Invece, la tendenza italiana sembra essere quella di affidare alle rilevazioni l’individuazione dei “lavativi” da “bonificare” nel corpo docente, o le strutture scadenti da “punire”, in un’ottica esclusivamente conflittuale sicuramente inasprita dalla vischiosità di un sistema di reclutamento e di conferma nei ruoli della docenza molto vischioso e rallentato. Se insomma i docenti, nella difesa delle prerogative di ruolo e nella rigidità per l’accesso ad esse, hanno finito per costituire un “corpo” compatto e individuabile, ora devono essere di nuovo frammentati attraverso una politica di valutazione che senza fallo dividerà buoni e cattivi, oppure dovranno subire tutti indiscriminatamente la mise au pas che, di fronte a un sistema scolastico generalmente di qualità tutt’altro che eccelsa, dovrà essere assicurata ai “responsabili” dei cattivi risultati.

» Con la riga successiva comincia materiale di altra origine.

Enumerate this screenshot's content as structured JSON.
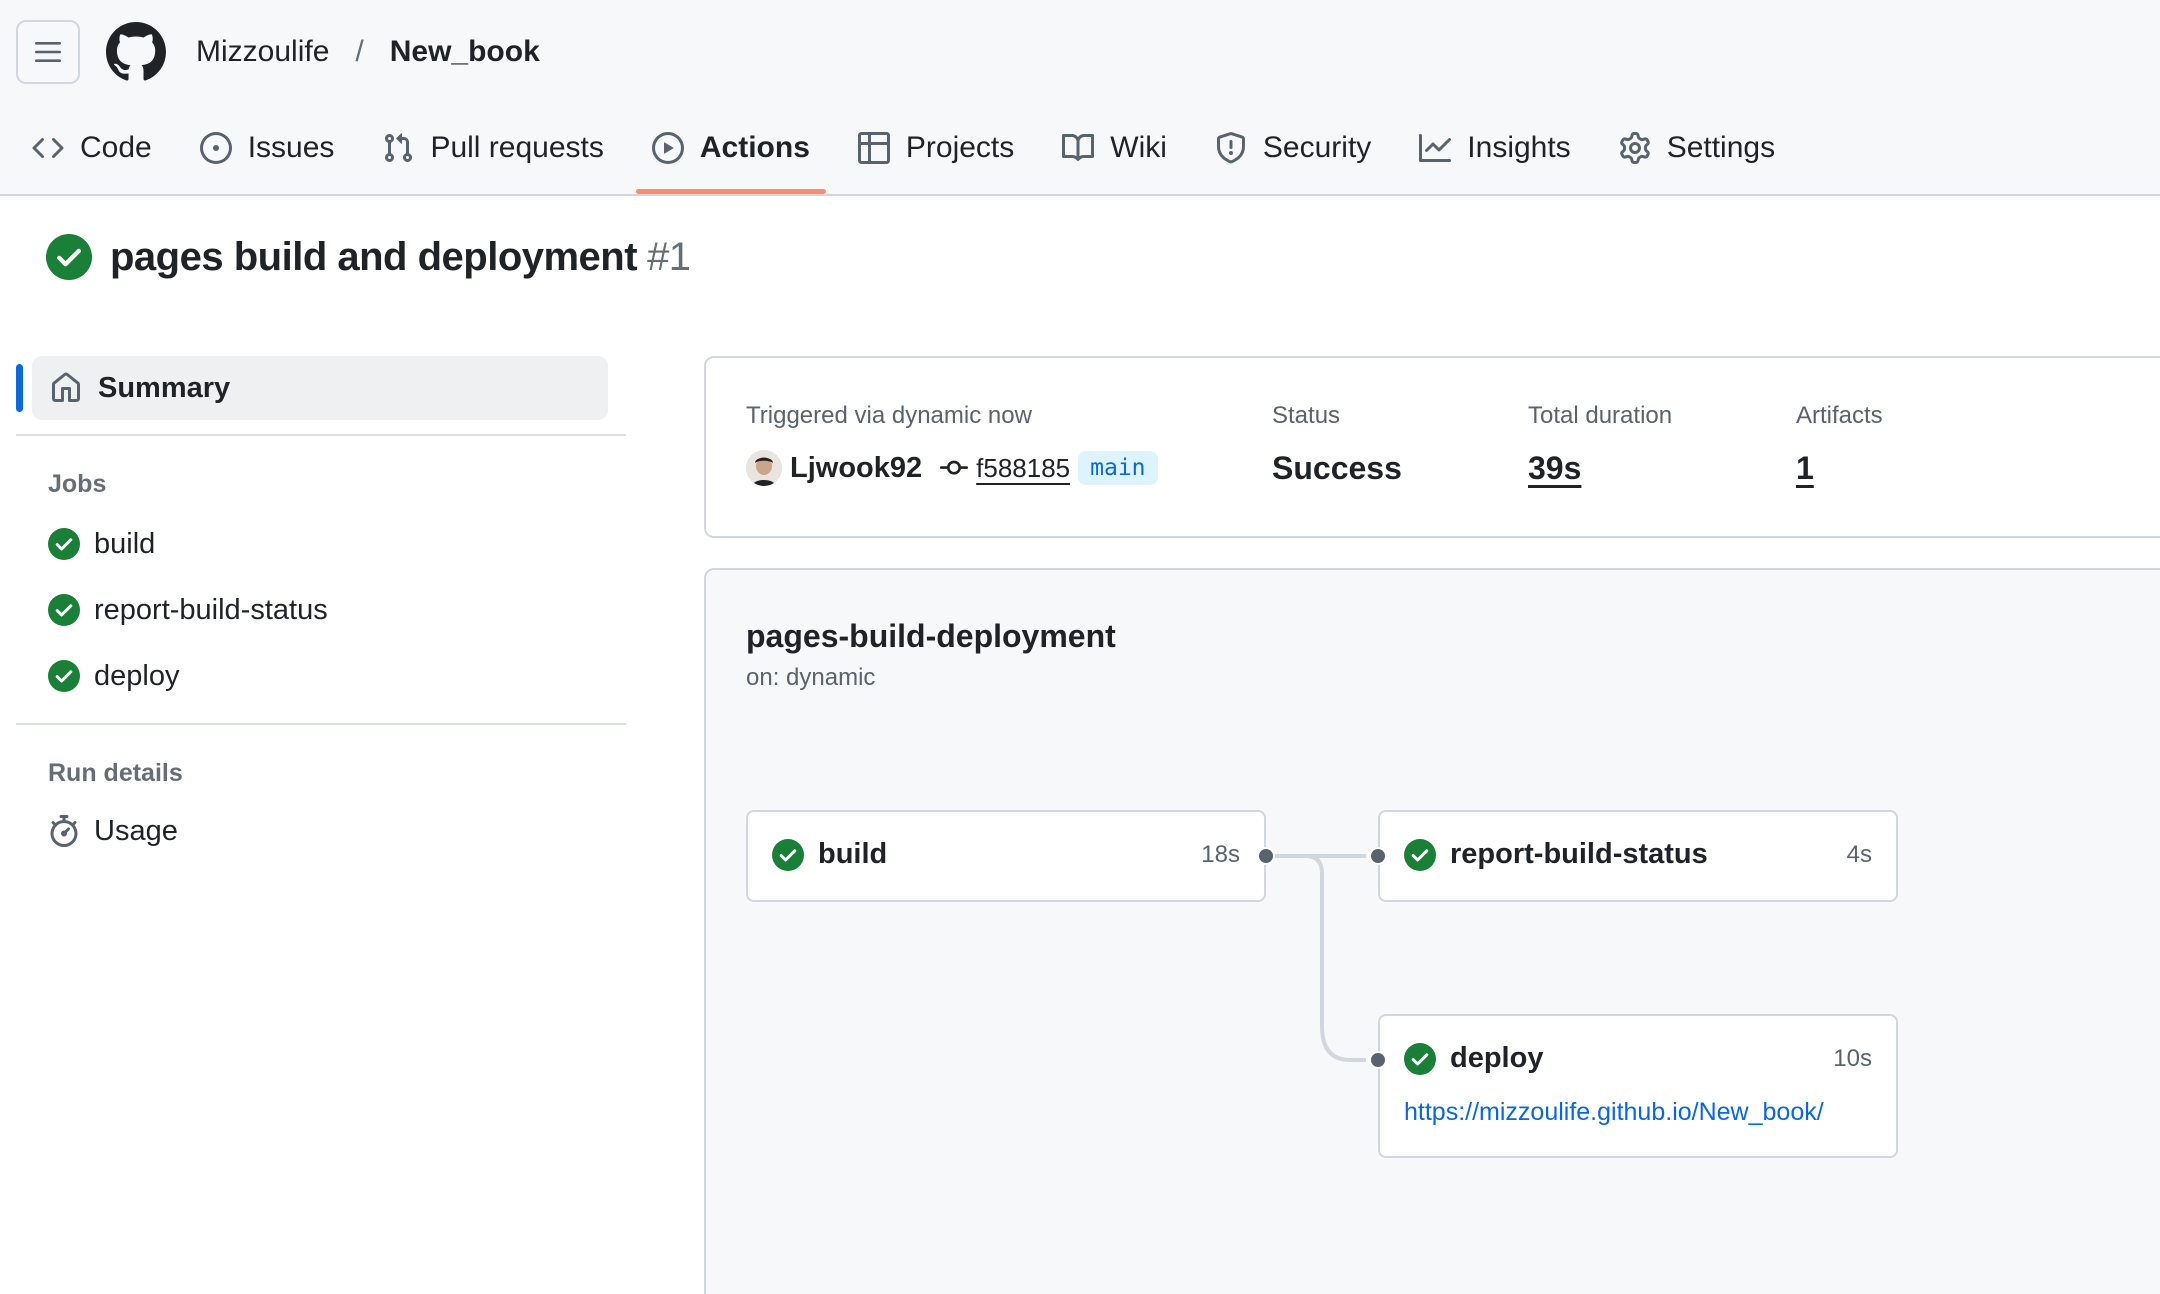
{
  "header": {
    "owner": "Mizzoulife",
    "separator": "/",
    "repo": "New_book"
  },
  "tabs": [
    {
      "label": "Code",
      "icon": "code-icon"
    },
    {
      "label": "Issues",
      "icon": "issue-opened-icon"
    },
    {
      "label": "Pull requests",
      "icon": "git-pull-request-icon"
    },
    {
      "label": "Actions",
      "icon": "play-icon",
      "active": true
    },
    {
      "label": "Projects",
      "icon": "table-icon"
    },
    {
      "label": "Wiki",
      "icon": "book-icon"
    },
    {
      "label": "Security",
      "icon": "shield-icon"
    },
    {
      "label": "Insights",
      "icon": "graph-icon"
    },
    {
      "label": "Settings",
      "icon": "gear-icon"
    }
  ],
  "run": {
    "title": "pages build and deployment",
    "number": "#1",
    "status_color": "#1a7f37"
  },
  "sidebar": {
    "summary_label": "Summary",
    "jobs_heading": "Jobs",
    "jobs": [
      "build",
      "report-build-status",
      "deploy"
    ],
    "run_details_heading": "Run details",
    "usage_label": "Usage"
  },
  "summary": {
    "trigger_label": "Triggered via dynamic now",
    "actor": "Ljwook92",
    "commit_sha": "f588185",
    "branch": "main",
    "status_label": "Status",
    "status_value": "Success",
    "duration_label": "Total duration",
    "duration_value": "39s",
    "artifacts_label": "Artifacts",
    "artifacts_value": "1"
  },
  "workflow": {
    "name": "pages-build-deployment",
    "trigger": "on: dynamic",
    "jobs": {
      "build": {
        "name": "build",
        "duration": "18s"
      },
      "report": {
        "name": "report-build-status",
        "duration": "4s"
      },
      "deploy": {
        "name": "deploy",
        "duration": "10s",
        "url": "https://mizzoulife.github.io/New_book/"
      }
    }
  },
  "colors": {
    "accent": "#0969da",
    "success": "#1a7f37",
    "tab_underline": "#fd8c73"
  }
}
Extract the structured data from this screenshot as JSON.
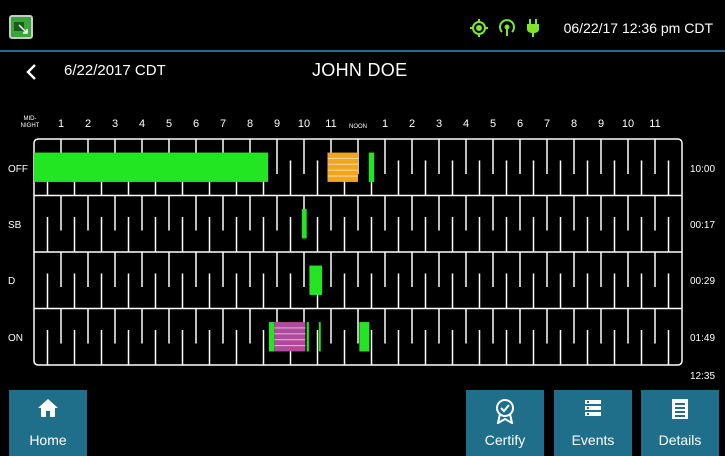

Questo atteggiamento sembra peraltro essere tutt’altro che un fraintendimento opera di giornalisti solitamente assai meno competenti dei professionisti che giudicano con tanta facilità. Anche tra i massimi promotori delle pratiche gestite dall’INVALSI sembra infatti essersi fatta strada l’idea che la valutazione debba di per sé, per il solo fatto di essere implementata, imporre e uniformare i comportamenti “corretti” tra gli operatori del settore. E questa attitudine d’insieme non è nuova nelle pratiche della burocrazia del ministero dell’Istruzione, università e ricerca, generalmente orientata (lo si è visto bene nelle vicende che contornano la Valutazione della qualità della ricerca per gli istituti universitari) a considerare le pratiche conoscitive non come punto di partenza, ma come punto di arrivo. Invece di essere la base su cui mettere a punto strategie migliorative, da quelle parti è molto più facile usare le raccolte di informazioni per individuare i presunti colpevoli individuali delle carenze del sistema che sarebbe troppo costoso e laborioso mettere a posto sul serio, e per trovare giustificazioni al taglio di fondi e di cattedre, senza nemmeno sapere se e come i dati acquisiti sono o meno idonei a conclusioni relativi ai singoli casi e quali possono essere le implicazioni. Molti docenti, nella loro diffidenza verso i test INVALSI, si difendono soprattutto dall’abuso di un loro utilizzo come scorciatoia per affrontare questioni serie, e visti i precedenti questo atteggiamento sarà giustificato finché dal centro non si metteranno le carte in tavola su intenzioni e feedback a livello di scelte politiche con la necessaria trasparenza.